From 06:15 to 06:30 UTC on June 5, 2026, BTC plunged 0.64% within 15 minutes, falling from 62,263.6 USDT to 61,145.7 USDT, with a 1.80% range. The move occurred during the transition period between the Asia market about to open and the close of the Europe/US market, when liquidity is relatively thin, causing sell pressure to be significantly amplified.

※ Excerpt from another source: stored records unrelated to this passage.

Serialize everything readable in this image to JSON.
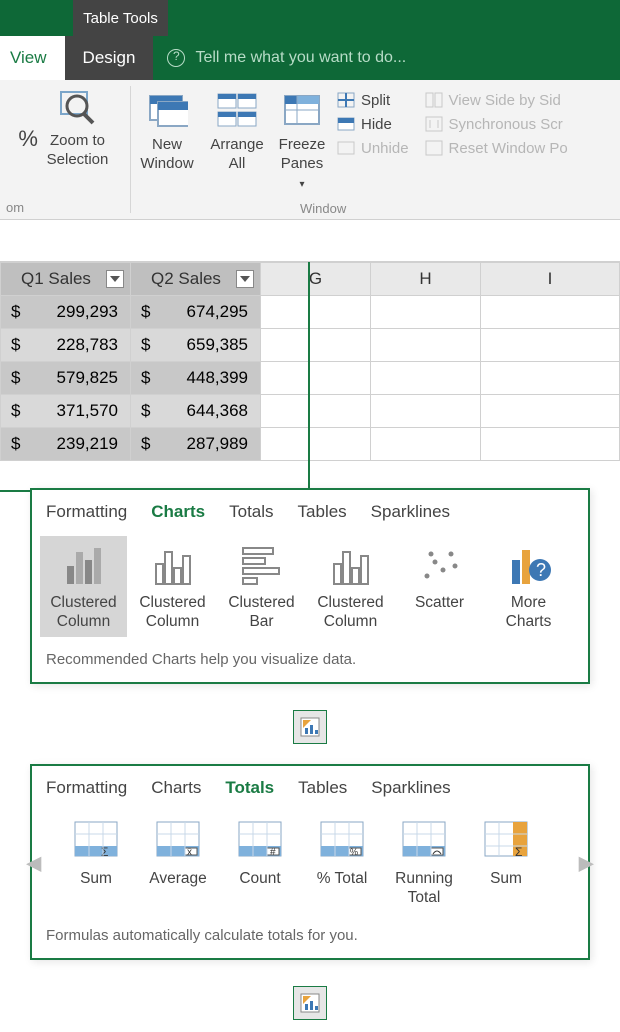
{
  "title_tabs": {
    "table_tools": "Table Tools"
  },
  "tabs": {
    "view": "View",
    "design": "Design",
    "tellme": "Tell me what you want to do..."
  },
  "ribbon": {
    "zoom_to_selection": "Zoom to\nSelection",
    "pct_suffix": "%",
    "zoom_group_suffix": "om",
    "new_window": "New\nWindow",
    "arrange_all": "Arrange\nAll",
    "freeze_panes": "Freeze\nPanes",
    "split": "Split",
    "hide": "Hide",
    "unhide": "Unhide",
    "view_side_by_side": "View Side by Sid",
    "synchronous_scrolling": "Synchronous Scr",
    "reset_window_position": "Reset Window Po",
    "window_label": "Window"
  },
  "table": {
    "headers": {
      "q1": "Q1 Sales",
      "q2": "Q2 Sales"
    },
    "col_letters": {
      "g": "G",
      "h": "H",
      "i": "I"
    },
    "rows": [
      {
        "q1": "299,293",
        "q2": "674,295"
      },
      {
        "q1": "228,783",
        "q2": "659,385"
      },
      {
        "q1": "579,825",
        "q2": "448,399"
      },
      {
        "q1": "371,570",
        "q2": "644,368"
      },
      {
        "q1": "239,219",
        "q2": "287,989"
      }
    ],
    "currency": "$"
  },
  "qa_panels": {
    "tabs": {
      "formatting": "Formatting",
      "charts": "Charts",
      "totals": "Totals",
      "tables": "Tables",
      "sparklines": "Sparklines"
    },
    "charts": {
      "items": [
        {
          "label": "Clustered\nColumn"
        },
        {
          "label": "Clustered\nColumn"
        },
        {
          "label": "Clustered\nBar"
        },
        {
          "label": "Clustered\nColumn"
        },
        {
          "label": "Scatter"
        },
        {
          "label": "More\nCharts"
        }
      ],
      "hint": "Recommended Charts help you visualize data."
    },
    "totals": {
      "items": [
        {
          "label": "Sum"
        },
        {
          "label": "Average"
        },
        {
          "label": "Count"
        },
        {
          "label": "% Total"
        },
        {
          "label": "Running\nTotal"
        },
        {
          "label": "Sum"
        }
      ],
      "hint": "Formulas automatically calculate totals for you."
    }
  }
}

The main driver of this volatility is sustained, large-scale outflows from spot ETF funds. Data shows that in the first week of June 2026, Bitcoin ETFs saw record outflows of more than $3.4 billion, the highest weekly outflow since the introduction of ETFs in 2024. ETF redemptions require selling BTC spot, directly increasing market supply and creating persistent downward pressure. Meanwhile, on June 2, Mt. Gox transferred 10,422 BTC (about $739 million) to a new wallet address, and whale addresses sending BTC to exchanges have raised potential selling expectations; CryptoQuant data shows whale activity has risen to a ten-month high.

In addition, the breakdown of key technical support levels triggered programmed selling. After the price fell below the 64,677 Fibonacci support level at 0.786, the RSI in an extreme oversold state (18.20) indicated that market sentiment is extremely fragile; automated execution of sell orders further intensified the selloff. Geopolitical risks (escalation in the U.S.-Iran situation leading to about $1 billion in crypto liquidations) and funds rotating away from crypto as institutional capital shifts to AI stocks formed supplementary negative factors. With multiple bearish signals converging during a low-liquidity period, a resonance effect emerged.

The market is currently in an extreme oversold state, and there may be a short-term technical rebound. However, if ETF outflows continue and the price effectively breaks below the $64,677 support, it could further test the $59,715 level and even the $50,000 range. Investors should watch ETF fund flows, whale on-chain behavior, and macro policy developments, and remain alert to the risk of amplified volatility under low-liquidity conditions.